O setor de lácteos no Brasil vem obtendo resultados positivos e, apesar da pandemia de Covid-19, a demanda segue em alta. Isso é que concluiu os especialistas do Centro de Inteligência do Leite (CILeite), da Embrapa Gado de Leite, em sua reunião mensal de conjuntura, realizada na primeira quinzena de agosto. A pressão da demanda teve como consequência o aumento de preços de diversos produtos. Segundo Kennya Beatriz Siqueira, pesquisadora da instituição, a valorização se deu de forma generalizada e o volume de vendas de lácteos cresceu 5,3% no primeiro semestre, conforme dados da Nielsen.

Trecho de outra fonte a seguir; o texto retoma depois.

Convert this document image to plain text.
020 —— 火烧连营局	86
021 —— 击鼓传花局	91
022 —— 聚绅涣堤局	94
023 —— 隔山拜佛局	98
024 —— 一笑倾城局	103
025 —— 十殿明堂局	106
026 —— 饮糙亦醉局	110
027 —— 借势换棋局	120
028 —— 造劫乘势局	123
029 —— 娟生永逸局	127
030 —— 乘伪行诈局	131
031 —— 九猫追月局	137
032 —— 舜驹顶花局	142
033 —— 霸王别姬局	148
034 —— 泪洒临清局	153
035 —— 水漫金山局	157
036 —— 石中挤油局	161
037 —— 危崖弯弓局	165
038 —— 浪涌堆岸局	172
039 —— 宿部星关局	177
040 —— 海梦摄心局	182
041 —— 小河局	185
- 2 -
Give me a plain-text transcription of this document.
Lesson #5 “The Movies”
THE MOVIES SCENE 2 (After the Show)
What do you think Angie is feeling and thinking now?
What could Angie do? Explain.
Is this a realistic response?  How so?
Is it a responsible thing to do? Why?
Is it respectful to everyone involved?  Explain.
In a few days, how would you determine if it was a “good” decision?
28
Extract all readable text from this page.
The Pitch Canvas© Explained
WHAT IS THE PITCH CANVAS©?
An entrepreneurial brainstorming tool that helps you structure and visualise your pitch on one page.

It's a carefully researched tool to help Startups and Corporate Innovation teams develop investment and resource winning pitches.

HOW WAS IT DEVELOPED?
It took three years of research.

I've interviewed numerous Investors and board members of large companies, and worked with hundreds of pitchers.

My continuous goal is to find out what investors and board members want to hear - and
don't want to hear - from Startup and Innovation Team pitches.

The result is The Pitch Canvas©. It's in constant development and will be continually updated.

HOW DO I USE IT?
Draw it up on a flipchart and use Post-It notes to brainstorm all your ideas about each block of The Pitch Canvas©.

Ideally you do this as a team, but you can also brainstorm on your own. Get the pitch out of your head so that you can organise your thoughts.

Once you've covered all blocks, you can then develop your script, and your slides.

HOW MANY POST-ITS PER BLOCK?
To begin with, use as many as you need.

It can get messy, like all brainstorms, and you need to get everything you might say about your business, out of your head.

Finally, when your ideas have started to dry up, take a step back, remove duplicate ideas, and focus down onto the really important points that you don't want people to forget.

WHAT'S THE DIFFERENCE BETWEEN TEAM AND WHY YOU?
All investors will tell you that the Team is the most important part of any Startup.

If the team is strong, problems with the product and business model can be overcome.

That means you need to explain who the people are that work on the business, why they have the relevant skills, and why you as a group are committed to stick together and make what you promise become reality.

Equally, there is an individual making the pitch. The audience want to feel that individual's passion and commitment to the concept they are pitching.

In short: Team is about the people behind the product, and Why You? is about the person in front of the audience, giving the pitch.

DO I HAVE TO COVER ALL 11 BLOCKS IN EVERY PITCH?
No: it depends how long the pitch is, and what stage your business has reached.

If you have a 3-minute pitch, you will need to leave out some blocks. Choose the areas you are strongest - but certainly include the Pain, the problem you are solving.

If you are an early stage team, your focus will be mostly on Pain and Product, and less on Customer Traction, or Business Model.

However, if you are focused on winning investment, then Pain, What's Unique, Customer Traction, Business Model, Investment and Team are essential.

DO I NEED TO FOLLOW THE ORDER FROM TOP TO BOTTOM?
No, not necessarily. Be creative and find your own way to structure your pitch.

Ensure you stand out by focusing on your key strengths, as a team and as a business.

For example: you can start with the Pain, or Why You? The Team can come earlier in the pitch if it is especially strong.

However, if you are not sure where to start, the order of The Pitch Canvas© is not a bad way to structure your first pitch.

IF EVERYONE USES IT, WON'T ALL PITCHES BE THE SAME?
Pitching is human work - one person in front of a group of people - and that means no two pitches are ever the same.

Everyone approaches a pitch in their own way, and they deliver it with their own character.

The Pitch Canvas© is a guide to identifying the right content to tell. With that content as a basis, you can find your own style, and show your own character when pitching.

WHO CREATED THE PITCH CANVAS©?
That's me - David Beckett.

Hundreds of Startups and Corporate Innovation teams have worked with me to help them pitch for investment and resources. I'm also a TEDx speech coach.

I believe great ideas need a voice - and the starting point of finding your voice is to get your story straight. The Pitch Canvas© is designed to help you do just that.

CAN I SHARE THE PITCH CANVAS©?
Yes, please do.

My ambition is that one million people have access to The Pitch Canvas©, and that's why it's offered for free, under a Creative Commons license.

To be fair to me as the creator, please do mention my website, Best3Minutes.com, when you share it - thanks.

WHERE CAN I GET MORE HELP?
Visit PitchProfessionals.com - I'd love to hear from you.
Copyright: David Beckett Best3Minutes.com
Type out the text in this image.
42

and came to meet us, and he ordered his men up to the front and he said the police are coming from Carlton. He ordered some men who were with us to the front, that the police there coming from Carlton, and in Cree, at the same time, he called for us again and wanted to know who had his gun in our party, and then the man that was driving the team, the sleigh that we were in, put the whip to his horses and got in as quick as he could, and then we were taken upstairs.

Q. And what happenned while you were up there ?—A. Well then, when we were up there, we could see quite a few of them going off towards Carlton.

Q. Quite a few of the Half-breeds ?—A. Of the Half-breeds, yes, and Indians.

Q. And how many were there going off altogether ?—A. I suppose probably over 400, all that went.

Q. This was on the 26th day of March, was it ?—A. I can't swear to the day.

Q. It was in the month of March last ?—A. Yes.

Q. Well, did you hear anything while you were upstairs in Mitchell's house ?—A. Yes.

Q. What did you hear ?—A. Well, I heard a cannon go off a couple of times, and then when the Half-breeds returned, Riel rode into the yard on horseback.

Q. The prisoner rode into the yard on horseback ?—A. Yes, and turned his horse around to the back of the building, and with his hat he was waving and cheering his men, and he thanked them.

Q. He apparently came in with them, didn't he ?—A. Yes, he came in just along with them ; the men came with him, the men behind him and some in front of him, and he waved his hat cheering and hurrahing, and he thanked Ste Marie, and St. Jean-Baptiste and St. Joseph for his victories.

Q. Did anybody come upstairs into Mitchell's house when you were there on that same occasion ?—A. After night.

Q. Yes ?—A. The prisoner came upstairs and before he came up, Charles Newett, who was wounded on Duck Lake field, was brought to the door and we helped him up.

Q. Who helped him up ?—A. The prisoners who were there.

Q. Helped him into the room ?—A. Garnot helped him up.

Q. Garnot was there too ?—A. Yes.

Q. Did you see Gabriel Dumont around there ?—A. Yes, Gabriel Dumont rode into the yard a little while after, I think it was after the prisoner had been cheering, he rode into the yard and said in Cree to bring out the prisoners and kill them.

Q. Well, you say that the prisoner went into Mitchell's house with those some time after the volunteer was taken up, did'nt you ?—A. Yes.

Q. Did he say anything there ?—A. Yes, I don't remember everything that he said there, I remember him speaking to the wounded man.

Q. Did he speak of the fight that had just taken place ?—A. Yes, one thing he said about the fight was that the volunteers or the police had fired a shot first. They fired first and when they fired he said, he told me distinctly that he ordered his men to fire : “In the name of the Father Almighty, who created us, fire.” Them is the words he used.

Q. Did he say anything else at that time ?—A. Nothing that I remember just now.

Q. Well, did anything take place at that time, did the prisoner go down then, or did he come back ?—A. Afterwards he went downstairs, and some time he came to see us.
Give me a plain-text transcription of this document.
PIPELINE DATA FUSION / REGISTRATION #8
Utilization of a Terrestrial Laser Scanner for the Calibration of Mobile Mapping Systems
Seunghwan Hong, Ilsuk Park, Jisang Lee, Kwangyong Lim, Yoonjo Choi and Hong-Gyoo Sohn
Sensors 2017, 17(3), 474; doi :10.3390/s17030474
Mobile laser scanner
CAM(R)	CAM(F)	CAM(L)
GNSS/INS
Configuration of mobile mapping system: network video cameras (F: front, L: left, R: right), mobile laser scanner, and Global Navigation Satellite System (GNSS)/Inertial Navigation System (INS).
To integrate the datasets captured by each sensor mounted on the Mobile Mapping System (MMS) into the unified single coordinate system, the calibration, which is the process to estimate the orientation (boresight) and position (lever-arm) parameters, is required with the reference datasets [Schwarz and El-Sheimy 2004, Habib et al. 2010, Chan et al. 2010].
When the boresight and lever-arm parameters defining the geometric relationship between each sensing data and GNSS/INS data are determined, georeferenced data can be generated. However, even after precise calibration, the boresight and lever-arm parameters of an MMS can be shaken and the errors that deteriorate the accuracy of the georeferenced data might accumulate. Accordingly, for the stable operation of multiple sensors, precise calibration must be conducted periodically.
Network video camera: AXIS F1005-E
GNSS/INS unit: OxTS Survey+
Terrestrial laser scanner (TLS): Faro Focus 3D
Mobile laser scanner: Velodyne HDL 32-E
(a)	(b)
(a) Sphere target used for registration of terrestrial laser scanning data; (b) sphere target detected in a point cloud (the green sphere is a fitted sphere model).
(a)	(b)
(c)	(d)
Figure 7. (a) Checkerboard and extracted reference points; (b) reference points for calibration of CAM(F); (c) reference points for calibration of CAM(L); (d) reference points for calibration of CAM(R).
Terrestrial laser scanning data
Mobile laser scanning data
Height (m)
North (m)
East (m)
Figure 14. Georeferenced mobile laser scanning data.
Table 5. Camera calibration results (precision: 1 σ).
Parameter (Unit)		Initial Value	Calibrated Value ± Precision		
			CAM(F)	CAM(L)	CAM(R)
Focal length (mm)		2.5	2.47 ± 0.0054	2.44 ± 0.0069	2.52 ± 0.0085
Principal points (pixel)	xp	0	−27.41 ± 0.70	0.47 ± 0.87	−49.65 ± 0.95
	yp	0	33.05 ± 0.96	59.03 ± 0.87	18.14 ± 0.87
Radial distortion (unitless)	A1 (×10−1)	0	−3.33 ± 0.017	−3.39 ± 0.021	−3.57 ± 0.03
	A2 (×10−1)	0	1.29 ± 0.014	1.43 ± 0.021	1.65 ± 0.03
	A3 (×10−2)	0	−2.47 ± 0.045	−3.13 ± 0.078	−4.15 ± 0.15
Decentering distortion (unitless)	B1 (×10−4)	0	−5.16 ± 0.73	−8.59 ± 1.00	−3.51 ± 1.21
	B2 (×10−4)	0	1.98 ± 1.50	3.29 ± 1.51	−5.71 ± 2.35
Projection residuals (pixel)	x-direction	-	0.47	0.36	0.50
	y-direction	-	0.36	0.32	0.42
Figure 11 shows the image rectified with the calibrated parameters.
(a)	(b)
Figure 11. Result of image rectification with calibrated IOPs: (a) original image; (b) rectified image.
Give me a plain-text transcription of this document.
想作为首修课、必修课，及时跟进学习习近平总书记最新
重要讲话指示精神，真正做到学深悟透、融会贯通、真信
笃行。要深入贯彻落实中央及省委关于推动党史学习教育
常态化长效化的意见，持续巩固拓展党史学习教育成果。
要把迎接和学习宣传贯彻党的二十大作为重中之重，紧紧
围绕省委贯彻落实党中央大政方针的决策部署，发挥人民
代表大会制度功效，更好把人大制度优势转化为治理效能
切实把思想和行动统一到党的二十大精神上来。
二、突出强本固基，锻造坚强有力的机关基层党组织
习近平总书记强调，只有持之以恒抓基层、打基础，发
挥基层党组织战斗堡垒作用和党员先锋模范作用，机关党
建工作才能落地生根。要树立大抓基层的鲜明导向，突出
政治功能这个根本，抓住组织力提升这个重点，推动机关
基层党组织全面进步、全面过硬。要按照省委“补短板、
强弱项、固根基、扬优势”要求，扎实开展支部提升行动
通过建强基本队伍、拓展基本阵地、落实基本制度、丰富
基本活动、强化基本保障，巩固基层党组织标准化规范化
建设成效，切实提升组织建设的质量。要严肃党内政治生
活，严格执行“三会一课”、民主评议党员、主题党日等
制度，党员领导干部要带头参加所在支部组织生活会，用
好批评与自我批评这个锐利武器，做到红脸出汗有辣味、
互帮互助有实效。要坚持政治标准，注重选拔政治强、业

O leite UHT (de caixinha), por exemplo, atingiu de R$ 3,42 no atacado em São Paulo (a média histórica do preço é de R$ 2,82). A muçarela foi o produto que mais valorizou. No início da pandemia, houve uma retração do preço devido ao fechamento de pizzarias e restaurantes, com o quilo da muçarela sendo vendido a R$ 17,00, em média, no atacado. Hoje, pode chegar a R$ 27,00 o quilo (a média histórica é de R$ 19,50). No segmento da indústria, o mercado spot (leite negociado entre laticínios) era vendido no início de agosto acima de R$ 2,50/litro. Denis Rocha, especialista da Embrapa Gado de Leite, lembra que, no início do ano, o litro do leite spot foi vendido a R$ 1,37, em Minas Gerais. Desde então, o leite spot quase dobrou de preço, com valorização de 87%, calcula Rocha.
A entressafra da produção de leite começou em abril e vai até setembro, período em que os preços ao consumidor ficam mais caros. Para o produtor, este é o período em que se consegue a melhor valorização do produto. O litro de leite na fazenda foi vendido em julho a R$ 1,76, na média nacional. Mas, em plena safra, no início do ano, a indústria estava pagando R$ 1,37. Agora, a preocupação do produtor se volta para os custos de produção. Segundo Glauco Carvalho, pesquisador da Embrapa Gado de Leite, o preço do milho está subindo em plena colheita da safrinha. Além disso, as exportações de soja estão mais aquecidas, o que deve manter elevados os custos de concentrado neste segundo semestre. O produtor também está pagando mais pelo concentrado. Na média de janeiro a julho, foram necessários 45 litros de leite para comprar 60 quilos de concentrado a base de milho (70%) e farelo de soja (30%). Historicamente, são necessários 41 litros de leite para a mesma compra.
Carvalho explica que a situação positiva do setor leiteiro se deve, principalmente, ao auxílio emergencial, concedido pelo governo, injetando, até o momento, R$ 152 bilhões na economia. A ajuda do Governo Federal representa de 9% a 97% na renda de algumas famílias. Para o pesquisador, pessoas que estavam na extrema pobreza tiveram um grande impacto com o auxílio e passaram a consumir mais. As famílias com o poder aquisitivo mais elevado também transformaram o que não foi gasto com lazer em compras nos supermercados, o que fez as vendas do setor supermercadista crescerem 16% no período da pandemia, enquanto o varejo total recuou 26%, segundo levantamento da Cielo. O cenário macroeconômico também possui expectativas mais favoráveis hoje, na comparação com o início da pandemia. As previsões de queda do PIB, que chegaram próximas a 10%, se estabilizaram na faixa de 5%.
É impossível fazer previsões de longo prazo em um cenário tão complexo da economia como esse, afirma Carvalho, mas alguns fatores preocupam o setor. Entre eles, está o fim do auxílio emergencial. O governo ainda não tem uma posição sobre a continuidade do benefício. O fim da entressafra é outro fator que irá embaralhar um pouco o mercado, com a redução dos preços pagos ao produtor. Carvalho reflete, porém, sobre a competitividade da importação neste momento: O leite importado está chegando ao mercado brasileiro com os preços em torno de R$ 2,10 por litro; bem abaixo do que está se pagando no mercado spot nacional (R$ 2,50), o que incentiva a importação. Nos primeiros sete meses do ano, a importação de leite teve uma queda de 193 milhões de litros, mas julho já registrou um crescimento de 62% sobre junho, com compras equivalentes a 95 milhões de litros. E a importação continua mostrando fôlego em agosto. A questão cambial tem poder para frear esse movimento, como conclui o pesquisador: O câmbio tem se mostrado muito instável na pandemia e ele é um dos fatores com grande capacidade de influenciar o mercado.